А это довольно серьезная задача. По нашим расчетам, с 1947 г. центральное правительство Перу издало свыше 700 тыс. законов и нормативных актов. Вопрос состоял в том, как установить, какие из этих законов являются плохими и неработающими, а какие предстоит изменить? Чтение законов в том виде, в каком они написаны, не позволяет понять, как они будут работать в реальной жизни. Правительство Перу пересматривало тексты законов много раз, привлекая к этому самых престижных зарубежных консультантов. Тем не менее оно оказалось не в состоянии облегчить бедным слоям населения решение проблемы вхождения в законодательную систему страны.

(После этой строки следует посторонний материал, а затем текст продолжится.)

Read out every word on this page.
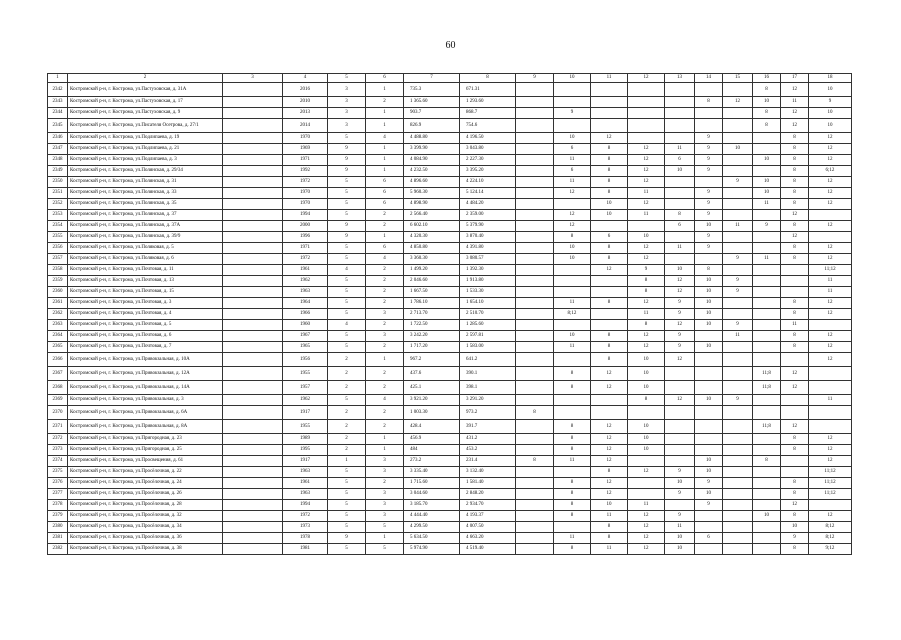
60
1	2	3	4	5	6	7	8	9	10	11	12	13	14	15	16	17	18
2342	Костромской р-н, г. Кострома, ул.Пастуховская, д. 31А		2016	3	1	735.3	671.31								8	12	10
2343	Костромской р-н, г. Кострома, ул.Пастуховская, д. 17		2010	3	2	1 365.60	1 293.60						8	12	10	11	9
2344	Костромской р-н, г. Кострома, ул.Пастуховская, д. 9		2013	3	1	903.7	868.7		9						8	12	10
2345	Костромской р-н, г. Кострома, ул.Писателя Осетрова, д. 27/1		2014	3	1	826.9	754.6								8	12	10
2346	Костромской р-н, г. Кострома, ул.Подлипаева, д. 19		1970	5	4	4 488.80	4 196.50		10	12			9			8	12
2347	Костромской р-н, г. Кострома, ул.Подлипаева, д. 21		1969	9	1	3 399.90	3 043.80		6	8	12	11	9	10		8	12
2348	Костромской р-н, г. Кострома, ул.Подлипаева, д. 3		1971	9	1	4 084.90	2 227.30		11	8	12	6	9		10	8	12
2349	Костромской р-н, г. Кострома, ул.Полянская, д. 29/34		1992	9	1	4 232.50	3 395.20		6	8	12	10	9			8	6;12
2350	Костромской р-н, г. Кострома, ул.Полянская, д. 31		1972	5	6	4 896.60	4 224.10		11	8	12			9	10	8	12
2351	Костромской р-н, г. Кострома, ул.Полянская, д. 33		1970	5	6	5 960.30	5 124.14		12	8	11		9		10	8	12
2352	Костромской р-н, г. Кострома, ул.Полянская, д. 35		1970	5	6	4 898.90	4 484.20			10	12		9		11	8	12
2353	Костромской р-н, г. Кострома, ул.Полянская, д. 37		1994	5	2	2 566.40	2 359.00		12	10	11	8	9			12	
2354	Костромской р-н, г. Кострома, ул.Полянская, д. 37А		2000	9	2	6 602.10	5 379.90		12			6	10	11	9	8	12
2355	Костромской р-н, г. Кострома, ул.Полянская, д. 39/9		1996	9	1	4 320.30	3 870.40		8	6	10		9			12	
2356	Костромской р-н, г. Кострома, ул.Поляковая, д. 5		1971	5	6	4 850.80	4 391.80		10	8	12	11	9			8	12
2357	Костромской р-н, г. Кострома, ул.Поляковая, д. 6		1972	5	4	3 360.30	3 080.57		10	8	12			9	11	8	12
2358	Костромской р-н, г. Кострома, ул.Почтовая, д. 11		1961	4	2	1 499.20	1 392.30			12	9	10	8				11;12
2359	Костромской р-н, г. Кострома, ул.Почтовая, д. 13		1962	5	2	2 046.60	1 913.80				8	12	10	9			11
2360	Костромской р-н, г. Кострома, ул.Почтовая, д. 15		1963	5	2	1 667.50	1 533.30				8	12	10	9			11
2361	Костромской р-н, г. Кострома, ул.Почтовая, д. 3		1964	5	2	1 786.10	1 654.10		11	8	12	9	10			8	12
2362	Костромской р-н, г. Кострома, ул.Почтовая, д. 4		1966	5	3	2 713.70	2 510.70		8;12		11	9	10			8	12
2363	Костромской р-н, г. Кострома, ул.Почтовая, д. 5		1960	4	2	1 722.50	1 285.60				8	12	10	9		11	
2364	Костромской р-н, г. Кострома, ул.Почтовая, д. 6		1967	5	3	3 242.20	2 597.81		10	8	12	9		11		8	12
2365	Костромской р-н, г. Кострома, ул.Почтовая, д. 7		1965	5	2	1 717.20	1 583.00		11	8	12	9	10			8	12
2366	Костромской р-н, г. Кострома, ул.Привокзальная, д. 10А		1956	2	1	967.2	641.2			8	10	12					12
2367	Костромской р-н, г. Кострома, ул.Привокзальная, д. 12А		1955	2	2	437.6	390.1		8	12	10				11;8	12	
2368	Костромской р-н, г. Кострома, ул.Привокзальная, д. 14А		1957	2	2	425.1	398.1		8	12	10				11;8	12	
2369	Костромской р-н, г. Кострома, ул.Привокзальная, д. 3		1962	5	4	3 921.20	3 291.20				8	12	10	9			11
2370	Костромской р-н, г. Кострома, ул.Привокзальная, д. 6А		1917	2	2	1 003.30	973.2	8									
2371	Костромской р-н, г. Кострома, ул.Привокзальная, д. 8А		1955	2	2	428.4	391.7		8	12	10				11;8	12	
2372	Костромской р-н, г. Кострома, ул.Пригородная, д. 23		1989	2	1	456.9	431.2		8	12	10					8	12
2373	Костромской р-н, г. Кострома, ул.Пригородная, д. 25		1995	2	1	484	453.2		8	12	10					8	12
2374	Костромской р-н, г. Кострома, ул.Просвещения, д. 61		1917	1	3	273.2	231.4	8	11	12			10		8		12
2375	Костромской р-н, г. Кострома, ул.Просёлочная, д. 22		1963	5	3	3 335.40	3 132.40			8	12	9	10				11;12
2376	Костромской р-н, г. Кострома, ул.Просёлочная, д. 24		1961	5	2	1 715.60	1 581.40		8	12		10	9			8	11;12
2377	Костромской р-н, г. Кострома, ул.Просёлочная, д. 26		1963	5	3	3 044.60	2 848.20		8	12		9	10			8	11;12
2378	Костромской р-н, г. Кострома, ул.Просёлочная, д. 28		1994	5	3	3 185.70	2 934.70		8	10	11		9			12	
2379	Костромской р-н, г. Кострома, ул.Просёлочная, д. 32		1972	5	3	4 444.40	4 193.37		8	11	12	9			10	8	12
2380	Костромской р-н, г. Кострома, ул.Просёлочная, д. 34		1973	5	5	4 299.50	4 007.50			8	12	11				10	8;12
2381	Костромской р-н, г. Кострома, ул.Просёлочная, д. 36		1978	9	1	5 634.50	4 663.20		11	8	12	10	6			9	8;12
2382	Костромской р-н, г. Кострома, ул.Просёлочная, д. 38		1981	5	5	5 974.90	4 519.40		8	11	12	10				8	9;12
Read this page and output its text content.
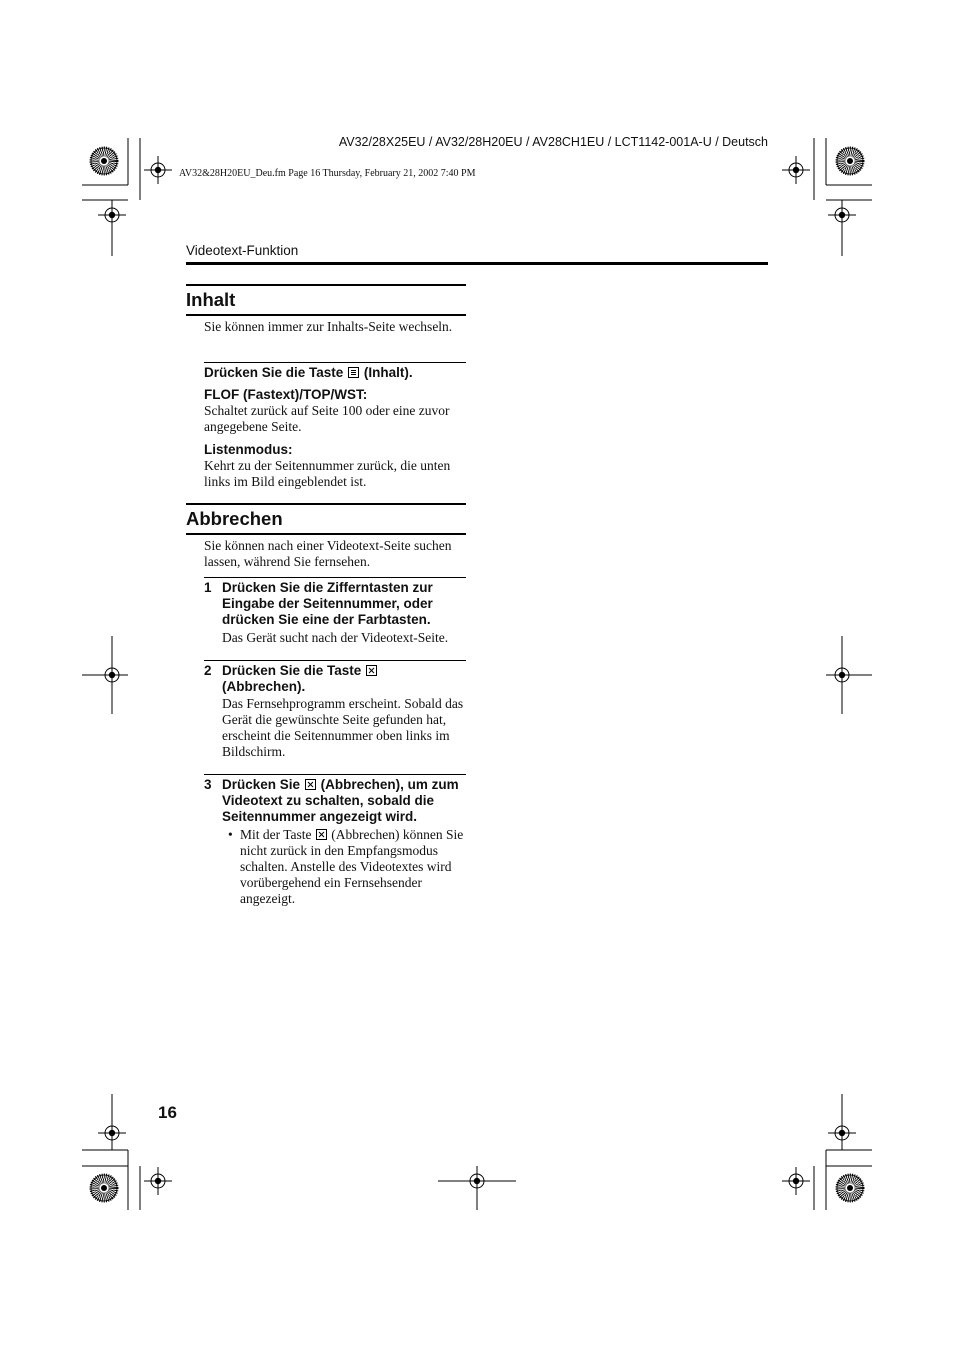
AV32/28X25EU / AV32/28H20EU / AV28CH1EU / LCT1142-001A-U / Deutsch
AV32&28H20EU_Deu.fm Page 16 Thursday, February 21, 2002 7:40 PM
Videotext-Funktion
Inhalt
Sie können immer zur Inhalts-Seite wechseln.
Drücken Sie die Taste (Inhalt).
FLOF (Fastext)/TOP/WST:
Schaltet zurück auf Seite 100 oder eine zuvor angegebene Seite.
Listenmodus:
Kehrt zu der Seitennummer zurück, die unten links im Bild eingeblendet ist.
Abbrechen
Sie können nach einer Videotext-Seite suchen lassen, während Sie fernsehen.
1 Drücken Sie die Zifferntasten zur Eingabe der Seitennummer, oder drücken Sie eine der Farbtasten.
Das Gerät sucht nach der Videotext-Seite.
2 Drücken Sie die Taste
(Abbrechen).
Das Fernsehprogramm erscheint. Sobald das Gerät die gewünschte Seite gefunden hat, erscheint die Seitennummer oben links im Bildschirm.
3 Drücken Sie (Abbrechen), um zum Videotext zu schalten, sobald die Seitennummer angezeigt wird.
• Mit der Taste (Abbrechen) können Sie nicht zurück in den Empfangsmodus schalten. Anstelle des Videotextes wird vorübergehend ein Fernsehsender angezeigt.
16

Перед лицом этого лабиринта законодательных норм Перу требовалось найти некоторые критерии того, в каком месте законодательства резать, а в каком – создавать заново. Единственными людьми, которые могли обеспечить нам знание таких критериев, были сами отверженные. Наша роль была схожа с работой зубного врача, который не может начать лечение, не спросив сначала у пациента, какой именно зуб болит. Бедные граждане знали не только где кроются проблемы, но и то, каких институтов и каких услуг не хватает – а именно тех самых, которые им пытались навязать местные сообщества и террористы. Слишком долго правительство Перу действовало на основе устаревших теорий и предрассудков, имея мало доступа к надежным фактам. Чтобы понять, каким образом согласовать официальное законодательство с реальной жизнью и работой людей, нам необходимо было узнать, что действительно происходит на наших улицах и полях. А чтобы установить это, нам пришлось дать правительству возможность сделать то, что немногие из правительств в мировой истории когда-либо делали: внимательно прислушаться к отверженным. В течение следующего десятилетия, до 1995 г., ИСД занимался разработкой правил, процедур и организационных форм, для того чтобы помочь правительству прислушаться к своему собственному народу. Мы не только выяснили, где находятся некоторые из самых главных узких мест системы, но и научились тому, как придумывать решения, как строить институты, а также как составлять, продвигать и затем реализовывать проекты крупных законодательных реформ. В течение этого времени ИСД стал инициатором около 400 важных законов и нормативных актов, а также управлял одним из крупнейших в мире проектов по созданию частной собственности.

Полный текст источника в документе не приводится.